Ändert Eigenschaften in den Versionsinformationen der kompilierten EXE-Datei, die nicht von der SetEigenschaft-Direktive abgedeckt werden. Beachten Sie, dass alle Eigenschaften in alphabetischer Reihenfolge verarbeitet werden, unabhängig von der Reihenfolge, in der sie angegeben sind. Diese Direktive ist nur für besondere Anwendungsfälle gedacht.

;@Ahk2Exe-Set Eigenschaft, Wert
Eigenschaft
Der Name einer Eigenschaft, die geändert werden soll.
Wert
Der Wert, auf den die Eigenschaft gesetzt werden soll.

UpdateManifest

Ändert Einzelheiten im Manifest der EXE-Datei. Diese Direktive ist nur für besondere Anwendungsfälle gedacht.

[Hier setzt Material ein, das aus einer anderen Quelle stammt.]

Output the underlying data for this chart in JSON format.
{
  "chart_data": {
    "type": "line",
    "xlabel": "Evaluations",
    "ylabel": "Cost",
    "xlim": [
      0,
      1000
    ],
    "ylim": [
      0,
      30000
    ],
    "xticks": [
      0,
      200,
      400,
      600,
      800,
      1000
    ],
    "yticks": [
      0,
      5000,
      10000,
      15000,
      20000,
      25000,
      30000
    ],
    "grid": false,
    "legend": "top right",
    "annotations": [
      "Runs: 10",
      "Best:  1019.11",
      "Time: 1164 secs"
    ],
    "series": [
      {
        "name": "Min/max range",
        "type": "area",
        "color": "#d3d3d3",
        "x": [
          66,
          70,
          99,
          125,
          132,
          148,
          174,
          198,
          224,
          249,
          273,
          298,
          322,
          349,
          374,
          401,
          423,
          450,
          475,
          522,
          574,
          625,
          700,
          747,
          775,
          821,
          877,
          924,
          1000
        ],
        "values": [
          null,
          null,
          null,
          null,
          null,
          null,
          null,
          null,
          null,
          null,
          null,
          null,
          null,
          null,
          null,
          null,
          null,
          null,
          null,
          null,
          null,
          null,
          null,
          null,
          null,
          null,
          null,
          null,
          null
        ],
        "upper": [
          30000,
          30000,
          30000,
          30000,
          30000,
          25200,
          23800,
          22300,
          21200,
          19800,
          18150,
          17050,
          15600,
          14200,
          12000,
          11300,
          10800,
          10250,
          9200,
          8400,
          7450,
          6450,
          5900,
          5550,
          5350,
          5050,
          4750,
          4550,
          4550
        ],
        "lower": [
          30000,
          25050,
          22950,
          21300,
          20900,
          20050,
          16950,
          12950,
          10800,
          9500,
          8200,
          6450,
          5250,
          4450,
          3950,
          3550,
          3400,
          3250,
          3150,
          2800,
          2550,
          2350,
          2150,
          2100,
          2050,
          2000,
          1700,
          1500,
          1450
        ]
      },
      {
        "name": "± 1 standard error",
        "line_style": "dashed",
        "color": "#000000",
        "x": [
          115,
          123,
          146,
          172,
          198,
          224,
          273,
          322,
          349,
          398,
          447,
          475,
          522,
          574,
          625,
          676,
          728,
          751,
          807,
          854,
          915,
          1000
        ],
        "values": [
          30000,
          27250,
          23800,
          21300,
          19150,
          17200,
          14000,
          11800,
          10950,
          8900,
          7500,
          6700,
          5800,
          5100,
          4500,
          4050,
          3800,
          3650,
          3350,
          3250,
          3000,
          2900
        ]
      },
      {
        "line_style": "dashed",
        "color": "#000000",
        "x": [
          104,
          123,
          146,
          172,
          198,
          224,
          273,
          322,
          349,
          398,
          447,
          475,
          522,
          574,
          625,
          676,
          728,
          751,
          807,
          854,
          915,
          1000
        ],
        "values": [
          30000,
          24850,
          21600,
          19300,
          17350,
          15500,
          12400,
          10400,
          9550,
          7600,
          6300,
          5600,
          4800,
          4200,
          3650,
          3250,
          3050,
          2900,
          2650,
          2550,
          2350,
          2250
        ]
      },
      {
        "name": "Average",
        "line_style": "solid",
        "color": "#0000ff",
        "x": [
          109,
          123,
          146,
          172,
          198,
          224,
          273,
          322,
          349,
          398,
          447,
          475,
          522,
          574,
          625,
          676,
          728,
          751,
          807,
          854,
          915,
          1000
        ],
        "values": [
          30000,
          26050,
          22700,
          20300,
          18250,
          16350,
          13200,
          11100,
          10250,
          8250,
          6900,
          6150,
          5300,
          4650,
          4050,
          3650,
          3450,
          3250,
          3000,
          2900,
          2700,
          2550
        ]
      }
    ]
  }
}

;@Ahk2Exe-UpdateManifest BenötigtAdmin , Name, Version, UIAccess
BenötigtAdmin
Setzen Sie diesen Parameter auf 1, um die EXE-Datei nur mit administrativen Rechten ausführen zu lassen. Setzen Sie ihn auf 2, um die EXE-Datei nur mit den höchsten verfügbaren Rechten ausführen zu lassen. Setzen Sie ihn auf 0, um ihn unverändert zu lassen.
Name
(Optional) Ein Name, der im Manifest gesetzt werden soll.
Version
(Optional) Eine Version, die im Manifest gesetzt werden soll.
UIAccess
(Optional) Setzen Sie diesen Parameter auf 1, um UIAccess im Manifest zu aktivieren.

UseResourceLang

Ändert die Ressourcensprache, welche von AddResource verwendet wird. Diese Direktive ist von der Position abhängig und beeinflusst alle nachfolgenden AddResource-Direktiven.

;@Ahk2Exe-UseResourceLang Sprachcode
Sprachcode
Der Sprachcode. Bitte beachten Sie, dass hexadezimale Zahlen das Präfix 0x haben müssen. Die Standard-Ressourcensprache ist US English (0x0409).